La tecnica terapeutica iniziale, con le tre tipologie di pazienti, è identica. Si propone dapprima una sorta di “esperimento” al paziente: la dieta paradossale, che in realtà costituirà lo stile di vita finale del risultato della terapia. Si propone dunque:
“La invito a fare un esperimento terapeutico, da qui alle prossime due (o tre) settimane, mangi solo ciò che le piace di più, ma solo e soltanto nei tre pasti principali. Vorrei che lei concentri i suoi cibi preferiti a colazione, pranzo e cena, nelle quantità che più gradisce. Se preferisce il dolce mangerà il dolce, se vuole la pizza mangerà la pizza, ma solo nei tre pasti. Fuori pasto, niente. Vediamo se ci riesce”.
Con questa prescrizione si blocca in primo luogo il circuito patologico del tentativo esasperato del controllo alimentare che ha portato puntualmente il paziente alla perdita di controllo e alle abbuffate. L'effetto psicologico è molto potente, il cibo che piace, non più vietato, viene consumato frequentemente i primi giorni, ma poi perde di interesse, si preferisce mangiare altro, assumendo il proprio cibo preferito non più con la compulsione di chi cerca di vietarselo, ma in modo naturale ed equilibrato nel tempo. Il paziente torna infatti in seconda seduta notando di non esserne più attratto come prima. “Se te lo concedi puoi rinunciarvi, se non te lo concedi sarà irrinunciabile”, diceva Oscar Wilde. L'effetto è anche a livello biologico: la nostra digestione rallenta quando si protrae il consumo di un certo tipo di alimento, diminuendone progressivamente la sua velocità d'ingestione e la sua appetibilità.

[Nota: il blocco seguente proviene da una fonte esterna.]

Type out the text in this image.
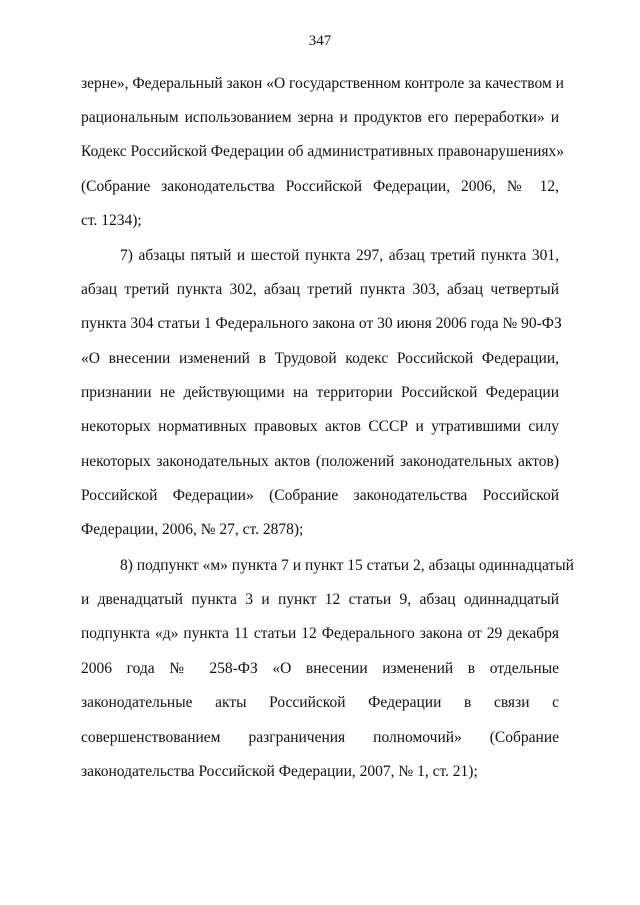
347
зерне», Федеральный закон «О государственном контроле за качеством и
рациональным использованием зерна и продуктов его переработки» и
Кодекс Российской Федерации об административных правонарушениях»
(Собрание законодательства Российской Федерации, 2006, № 12,
ст. 1234);
7) абзацы пятый и шестой пункта 297, абзац третий пункта 301,
абзац третий пункта 302, абзац третий пункта 303, абзац четвертый
пункта 304 статьи 1 Федерального закона от 30 июня 2006 года № 90-ФЗ
«О внесении изменений в Трудовой кодекс Российской Федерации,
признании не действующими на территории Российской Федерации
некоторых нормативных правовых актов СССР и утратившими силу
некоторых законодательных актов (положений законодательных актов)
Российской Федерации» (Собрание законодательства Российской
Федерации, 2006, № 27, ст. 2878);
8) подпункт «м» пункта 7 и пункт 15 статьи 2, абзацы одиннадцатый
и двенадцатый пункта 3 и пункт 12 статьи 9, абзац одиннадцатый
подпункта «д» пункта 11 статьи 12 Федерального закона от 29 декабря
2006 года № 258-ФЗ «О внесении изменений в отдельные
законодательные акты Российской Федерации в связи с
совершенствованием разграничения полномочий» (Собрание
законодательства Российской Федерации, 2007, № 1, ст. 21);
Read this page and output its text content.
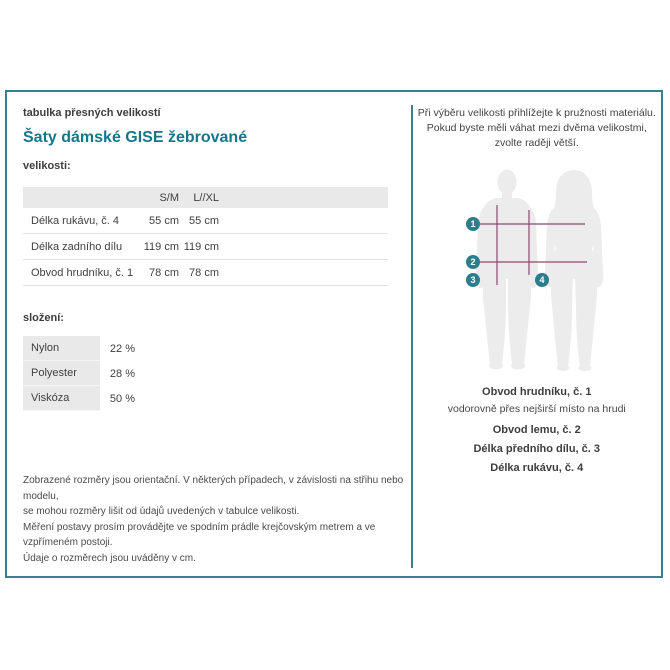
tabulka přesných velikostí
Šaty dámské GISE žebrované
velikosti:
S/M	L//XL
Délka rukávu, č. 4	55 cm 55 cm
Délka zadního dílu	119 cm 119 cm
Obvod hrudníku, č. 1	78 cm 78 cm
složení:
Nylon	22 %
Polyester	28 %
Viskóza	50 %
Zobrazené rozměry jsou orientační. V některých případech, v závislosti na střihu nebo modelu,
se mohou rozměry lišit od údajů uvedených v tabulce velikosti.
Měření postavy prosím provádějte ve spodním prádle krejčovským metrem a ve vzpřímeném postoji.
Údaje o rozměrech jsou uváděny v cm.
Při výběru velikosti přihlížejte k pružnosti materiálu.
Pokud byste měli váhat mezi dvěma velikostmi,
zvolte raději větší.
1
2
3	4
Obvod hrudníku, č. 1
vodorovně přes nejširší místo na hrudi
Obvod lemu, č. 2
Délka předního dílu, č. 3
Délka rukávu, č. 4
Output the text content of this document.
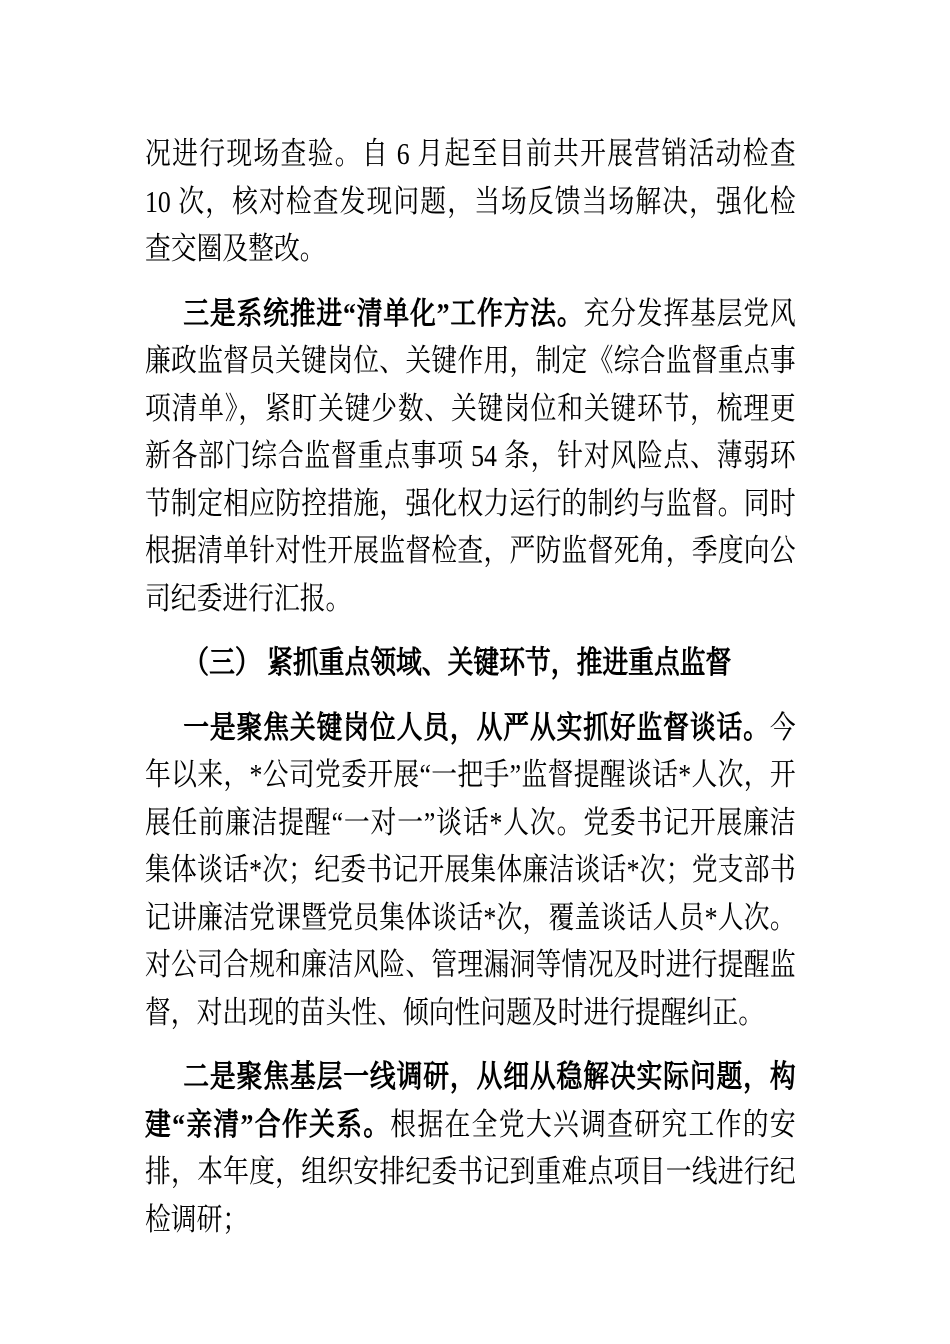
况进行现场查验。自 6 月起至目前共开展营销活动检查 10 次，核对检查发现问题，当场反馈当场解决，强化检查交圈及整改。

三是系统推进“清单化”工作方法。充分发挥基层党风廉政监督员关键岗位、关键作用，制定《综合监督重点事项清单》，紧盯关键少数、关键岗位和关键环节，梳理更新各部门综合监督重点事项 54 条，针对风险点、薄弱环节制定相应防控措施，强化权力运行的制约与监督。同时根据清单针对性开展监督检查，严防监督死角，季度向公司纪委进行汇报。

（三） 紧抓重点领域、关键环节，推进重点监督

一是聚焦关键岗位人员，从严从实抓好监督谈话。今年以来，*公司党委开展“一把手”监督提醒谈话*人次，开展任前廉洁提醒“一对一”谈话*人次。党委书记开展廉洁集体谈话*次；纪委书记开展集体廉洁谈话*次；党支部书记讲廉洁党课暨党员集体谈话*次，覆盖谈话人员*人次。对公司合规和廉洁风险、管理漏洞等情况及时进行提醒监督，对出现的苗头性、倾向性问题及时进行提醒纠正。

二是聚焦基层一线调研，从细从稳解决实际问题，构建“亲清”合作关系。根据在全党大兴调查研究工作的安排，本年度，组织安排纪委书记到重难点项目一线进行纪检调研；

La dieta paradossale ha quindi la finalità di recuperare il naturale rapporto con il cibo, basato sul piacere, ma che sia autoregola in base ai bisogni del nostro organismo. In parole povere, gradualmente ciò di cui ha bisogno il nostro corpo e ciò che piace alla persona tornano a coincidere.
Le manovre terapeutiche variano poi nel caso in cui la persona non sia riuscita ad astenersi dal cibo al di fuori dei pasti. In questo caso si utilizzano tecniche di prescrizione del sintomo per prenderne possesso e smontare la sua valenza coercitiva (si tratta di ulteriori prescrizioni specialistiche).
Queste manovre terapeutiche devono però essere parallele ad un sostegno di tipo psicologico-emotivo, soprattutto con le pazienti carciofo. Bisogna ricordare che per queste persone il grasso corporeo ha un'importante funzione protettiva, per cui bisogna accompagnarle ad esporsi, un po' alla volta, al confronto con gli altri. E' indispensabile guidarle a concedersi gradualmente dei piccoli piaceri e a vivere il rapporto con l'altro sesso senza il timore di perdere il controllo. In questo modo l'intervento è destinato ad avere un sicuro successo che si manterrà nel tempo.
Nelle tre varianti della bulimia l'obiettivo finale è quello di raggiungere un equilibrio psicofisico, basato su un sano rapporto con l'alimentazione ed un'adeguata attività fisica giornaliera, tarata sulle possibilità dell'individuo, e scelta secondo i propri gusti personali. Anche nelle attività motorie è importante concedersi il piacere del movimento, secondo le proprie preferenze, altrimenti si corre il rischio di detestare il movimento e di abbandonarlo velocemente.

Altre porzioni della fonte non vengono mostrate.